Assuring the completeness of training data set

View: New views
5 Messages — Rating Filter:   Alert me  

Assuring the completeness of training data set

by J K Rai :: Rate this Message:

Reply to Author | View Threaded | Show Only this Message


> This was also my first thought having read the question
> ("similar+different kind" = 2 classes, a class balance
> issue). But when I read it again, the question seems more
> about the spread/location of instances along some measure of
> outliership (e.g. euclidean space).
>
> The asker would need now to confirm this I think, it is
> also possible both were meant, as both class imbalance and
> proporition of outliers are known to have an effect on how
> much the trainset model will overfit, i.e. perform worse
> that trainset CV tests propose, against RW set.
Thanks for the replies,

I am a new user, and have been using weka for numeric classification (i.e like regression for predicting some numeric value). All attributes and class values are numeric.

The generated data set of 3025 instances represent behavior of programs running on processors, which in a real scenario is not bounded (in number of instances, or the numeric values of the class (single class) as well as attributes).

Hence I am trying to generate a model which should be most representative.
Not pretty sure of the representativeness of my 3025 instance dataset.
Still feel that the existing data can be used in better way to generate the model, which is most representative.

Harry, can you please explain what is RW-set?

From the discussion which went on it looks like that I should use smote or the filter suggested by wirefree (meant for non-numeric classification?) . Both seem to add some more instances.

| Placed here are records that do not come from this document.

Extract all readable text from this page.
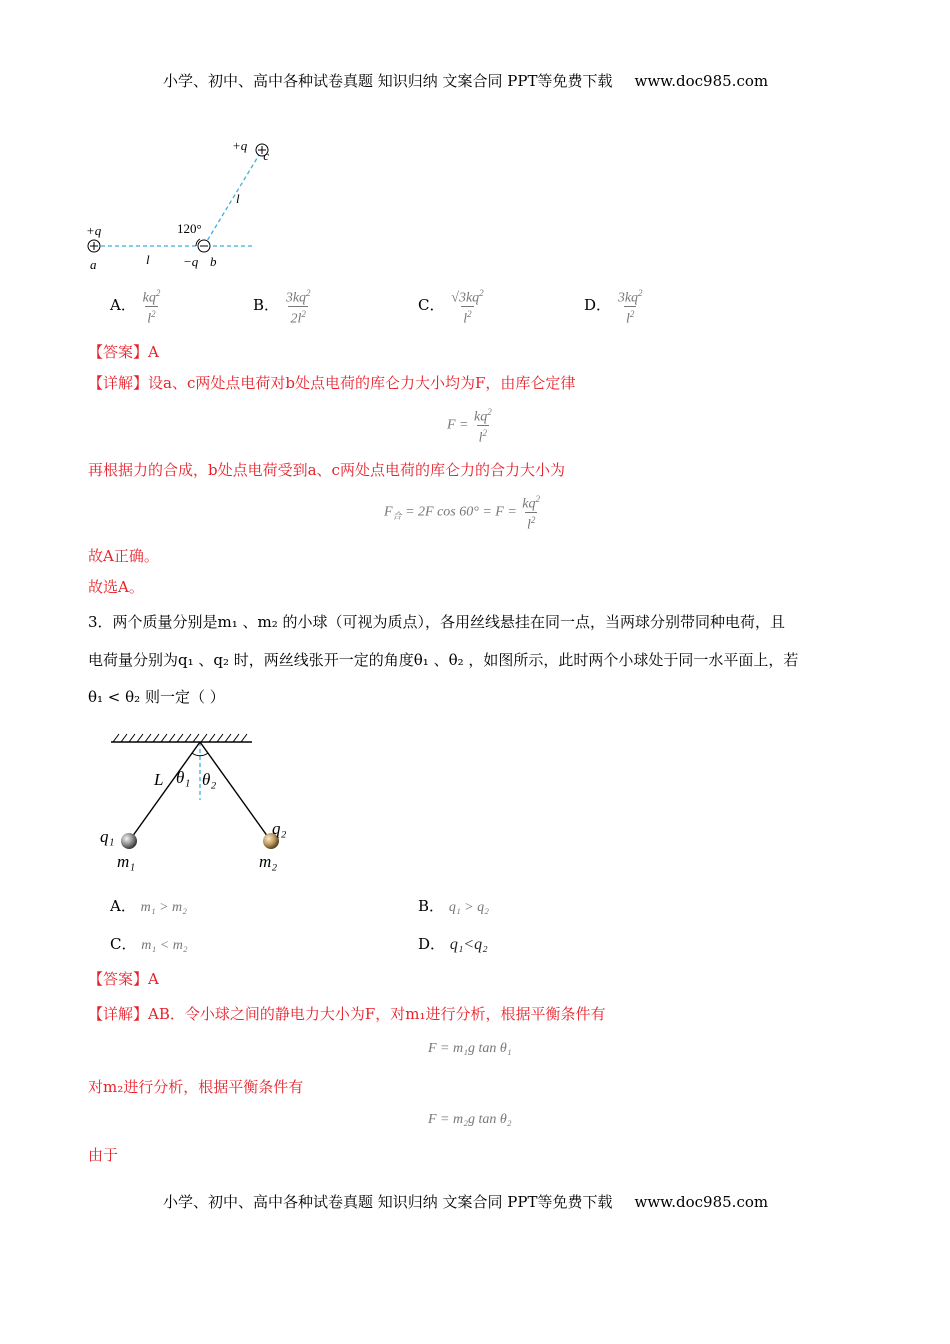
小学、初中、高中各种试卷真题 知识归纳 文案合同 PPT等免费下载 www.doc985.com
+q
c
l
120°
+q
a	l	−q b
A． $\frac{kq^2}{l^2}$	B． $\frac{3kq^2}{2l^2}$	C． $\frac{√3kq^2}{l^2}$	D． $\frac{3kq^2}{l^2}$
【答案】A
【详解】设a、c两处点电荷对b处点电荷的库仑力大小均为F，由库仑定律
$F = \frac{kq^2}{l^2}$
再根据力的合成，b处点电荷受到a、c两处点电荷的库仑力的合力大小为
$F_合 = 2F$ $\cos 60^\circ = F = \frac{kq^2}{l^2}$
故A正确。
故选A。
3．两个质量分别是m₁ 、m₂ 的小球（可视为质点），各用丝线悬挂在同一点，当两球分别带同种电荷，且
电荷量分别为q₁ 、q₂ 时，两丝线张开一定的角度θ₁ 、θ₂ ，如图所示，此时两个小球处于同一水平面上，若
θ₁ < θ₂ 则一定（ ）
L θ₁ θ₂
q₁	q₂
m₁	m₂
A． m₁ > m₂	B． q₁ > q₂
C． m₁ < m₂	D． q₁<q₂
【答案】A
【详解】AB．令小球之间的静电力大小为F，对m₁进行分析，根据平衡条件有
F = m₁g tan θ₁
对m₂进行分析，根据平衡条件有
F = m₂g tan θ₂
由于
小学、初中、高中各种试卷真题 知识归纳 文案合同 PPT等免费下载 www.doc985.com
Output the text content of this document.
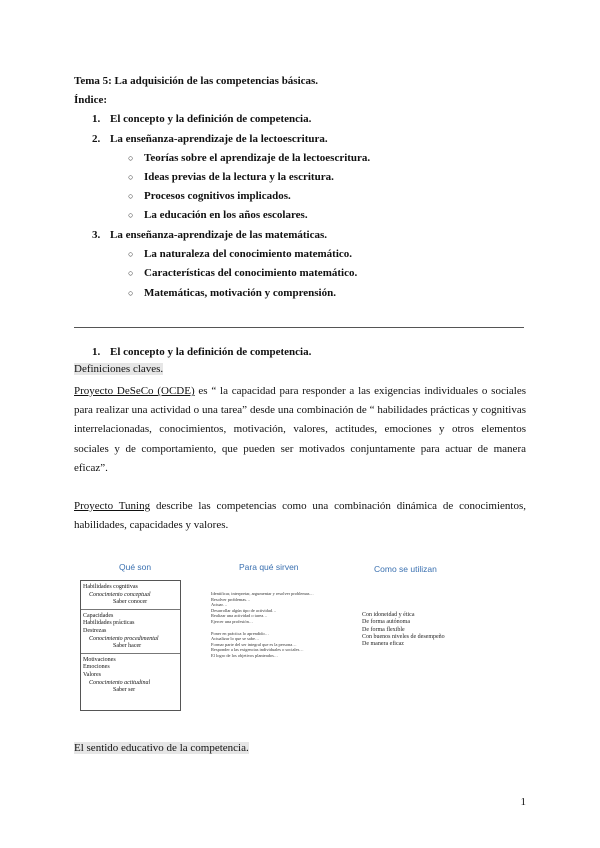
Tema 5: La adquisición de las competencias básicas.
Índice:
1. El concepto y la definición de competencia.
2. La enseñanza-aprendizaje de la lectoescritura.
○ Teorías sobre el aprendizaje de la lectoescritura.
○ Ideas previas de la lectura y la escritura.
○ Procesos cognitivos implicados.
○ La educación en los años escolares.
3. La enseñanza-aprendizaje de las matemáticas.
○ La naturaleza del conocimiento matemático.
○ Características del conocimiento matemático.
○ Matemáticas, motivación y comprensión.
1. El concepto y la definición de competencia.
Definiciones claves.
Proyecto DeSeCo (OCDE) es “ la capacidad para responder a las exigencias individuales o sociales para realizar una actividad o una tarea” desde una combinación de “ habilidades prácticas y cognitivas interrelacionadas, conocimientos, motivación, valores, actitudes, emociones y otros elementos sociales y de comportamiento, que pueden ser motivados conjuntamente para actuar de manera eficaz”.
Proyecto Tuning describe las competencias como una combinación dinámica de conocimientos, habilidades, capacidades y valores.
Qué son	Para qué sirven	Como se utilizan
Habilidades cognitivas
Conocimiento conceptual
Saber conocer
Capacidades
Habilidades prácticas
Destrezas
Conocimiento procedimental
Saber hacer
Motivaciones
Emociones
Valores
Conocimiento actitudinal
Saber ser
Identificar, interpretar, argumentar y resolver problemas…
Resolver problemas…
Actuar…
Desarrollar algún tipo de actividad…
Realizar una actividad o tarea…
Ejercer una profesión…
Poner en práctica lo aprendido…
Actualizar lo que se sabe…
Formar parte del ser integral que es la persona…
Responder a las exigencias individuales o sociales…
El logro de los objetivos planteados…
Con idoneidad y ética
De forma autónoma
De forma flexible
Con buenos niveles de desempeño
De manera eficaz
El sentido educativo de la competencia.
1
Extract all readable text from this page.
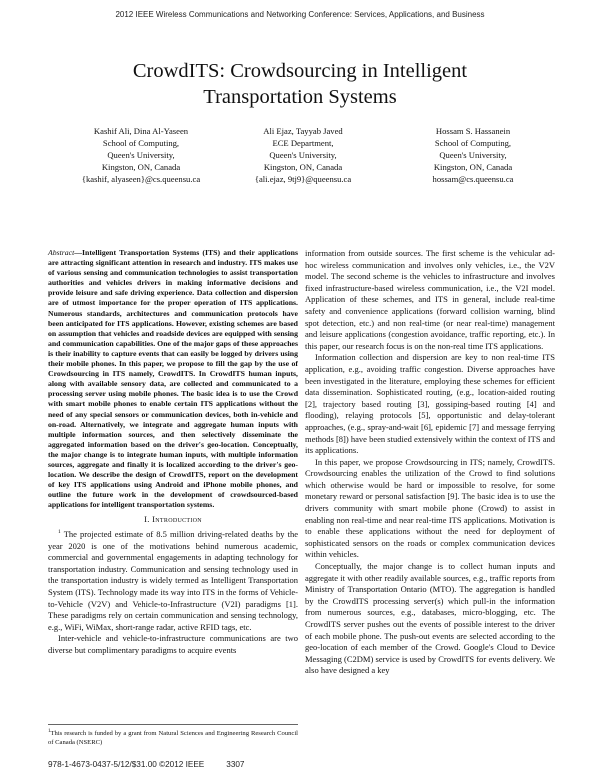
2012 IEEE Wireless Communications and Networking Conference: Services, Applications, and Business
CrowdITS: Crowdsourcing in Intelligent
Transportation Systems
Kashif Ali, Dina Al-Yaseen
School of Computing,
Queen's University,
Kingston, ON, Canada
{kashif, alyaseen}@cs.queensu.ca
Ali Ejaz, Tayyab Javed
ECE Department,
Queen's University,
Kingston, ON, Canada
{ali.ejaz, 9tj9}@queensu.ca
Hossam S. Hassanein
School of Computing,
Queen's University,
Kingston, ON, Canada
hossam@cs.queensu.ca

Abstract—Intelligent Transportation Systems (ITS) and their applications are attracting significant attention in research and industry. ITS makes use of various sensing and communication technologies to assist transportation authorities and vehicles drivers in making informative decisions and provide leisure and safe driving experience. Data collection and dispersion are of utmost importance for the proper operation of ITS applications. Numerous standards, architectures and communication protocols have been anticipated for ITS applications. However, existing schemes are based on assumption that vehicles and roadside devices are equipped with sensing and communication capabilities. One of the major gaps of these approaches is their inability to capture events that can easily be logged by drivers using their mobile phones. In this paper, we propose to fill the gap by the use of Crowdsourcing in ITS namely, CrowdITS. In CrowdITS human inputs, along with available sensory data, are collected and communicated to a processing server using mobile phones. The basic idea is to use the Crowd with smart mobile phones to enable certain ITS applications without the need of any special sensors or communication devices, both in-vehicle and on-road. Alternatively, we integrate and aggregate human inputs with multiple information sources, and then selectively disseminate the aggregated information based on the driver's geo-location. Conceptually, the major change is to integrate human inputs, with multiple information sources, aggregate and finally it is localized according to the driver's geo-location. We describe the design of CrowdITS, report on the development of key ITS applications using Android and iPhone mobile phones, and outline the future work in the development of crowdsourced-based applications for intelligent transportation systems.

I. Introduction

$^1$ The projected estimate of 8.5 million driving-related deaths by the year 2020 is one of the motivations behind numerous academic, commercial and governmental engagements in adapting technology for transportation industry. Communication and sensing technology used in the transportation industry is widely termed as Intelligent Transportation System (ITS). Technology made its way into ITS in the forms of Vehicle-to-Vehicle (V2V) and Vehicle-to-Infrastructure (V2I) paradigms [1]. These paradigms rely on certain communication and sensing technology, e.g., WiFi, WiMax, short-range radar, active RFID tags, etc.

Inter-vehicle and vehicle-to-infrastructure communications are two diverse but complimentary paradigms to acquire events

$^1$This research is funded by a grant from Natural Sciences and Engineering Research Council of Canada (NSERC)

information from outside sources. The first scheme is the vehicular ad-hoc wireless communication and involves only vehicles, i.e., the V2V model. The second scheme is the vehicles to infrastructure and involves fixed infrastructure-based wireless communication, i.e., the V2I model. Application of these schemes, and ITS in general, include real-time safety and convenience applications (forward collision warning, blind spot detection, etc.) and non real-time (or near real-time) management and leisure applications (congestion avoidance, traffic reporting, etc.). In this paper, our research focus is on the non-real time ITS applications.

Information collection and dispersion are key to non real-time ITS application, e.g., avoiding traffic congestion. Diverse approaches have been investigated in the literature, employing these schemes for efficient data dissemination. Sophisticated routing, (e.g., location-aided routing [2], trajectory based routing [3], gossiping-based routing [4] and flooding), relaying protocols [5], opportunistic and delay-tolerant approaches, (e.g., spray-and-wait [6], epidemic [7] and message ferrying methods [8]) have been studied extensively within the context of ITS and its applications.

In this paper, we propose Crowdsourcing in ITS; namely, CrowdITS. Crowdsourcing enables the utilization of the Crowd to find solutions which otherwise would be hard or impossible to resolve, for some monetary reward or personal satisfaction [9]. The basic idea is to use the drivers community with smart mobile phone (Crowd) to assist in enabling non real-time and near real-time ITS applications. Motivation is to enable these applications without the need for deployment of sophisticated sensors on the roads or complex communication devices within vehicles.

Conceptually, the major change is to collect human inputs and aggregate it with other readily available sources, e.g., traffic reports from Ministry of Transportation Ontario (MTO). The aggregation is handled by the CrowdITS processing server(s) which pull-in the information from numerous sources, e.g., databases, micro-blogging, etc. The CrowdITS server pushes out the events of possible interest to the driver of each mobile phone. The push-out events are selected according to the geo-location of each member of the Crowd. Google's Cloud to Device Messaging (C2DM) service is used by CrowdITS for events delivery. We also have designed a key

978-1-4673-0437-5/12/$31.00 ©2012 IEEE	3307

Can I do with the original dataset, I mean by reducing the dataset to most representative one? (please correct me) (I feel that the added instances may not be representative ones.)
I am attaching the Q-Q plot of the dataset. (removed it as previous mail bounced  back due to exceeding the size limit)

Looking forward for suggestions.

Thanks again.
Regards,
Jitendra


      ICC World Twenty20 England '09 exclusively on YAHOO! CRICKET http://cricket.yahoo.com



_______________________________________________
Wekalist mailing list
Send posts to: Wekalist@...
List info and subscription status: https://list.scms.waikato.ac.nz/mailman/listinfo/wekalist
List etiquette: http://www.cs.waikato.ac.nz/~ml/weka/mailinglist_etiquette.html

Re: Assuring the completeness of training data set

by Harri Saarikoski :: Rate this Message:

Reply to Author | View Threaded | Show Only this Message

Lainaus "J K Rai" <jk.anurag@...>:

>
>> This was also my first thought having read the question
>> ("similar+different kind" = 2 classes, a class balance
>> issue). But when I read it again, the question seems more
>> about the spread/location of instances along some measure of
>> outliership (e.g. euclidean space).
>>
>> The asker would need now to confirm this I think, it is
>> also possible both were meant, as both class imbalance and
>> proporition of outliers are known to have an effect on how
>> much the trainset model will overfit, i.e. perform worse
>> that trainset CV tests propose, against RW set.
>
> Thanks for the replies,
>
> I am a new user, and have been using weka for numeric classification  
> (i.e like regression for predicting some numeric value). All  
> attributes and class values are numeric.
>
> The generated data set of 3025 instances represent behavior of  
> programs running on processors, which in a real scenario is not  
> bounded (in number of instances, or the numeric values of the class  
> (single class) as well as attributes).
>
> Hence I am trying to generate a model which should be most representative.
> Not pretty sure of the representativeness of my 3025 instance dataset.
> Still feel that the existing data can be used in better way to  
> generate the model, which is most representative.
>
> Harry, can you please explain what is RW-set?
"real world testset" as meant by you, the performance of the trainset  
model you here want to estimate by measuring its (trainset's)  
representativeness internally

>
> From the discussion which went on it looks like that I should use  
> smote or the filter suggested by wirefree (meant for non-numeric  
> classification?) . Both seem to add some more instances. Can I do  
> with the original dataset,

sure you can. forget about the adding part for now.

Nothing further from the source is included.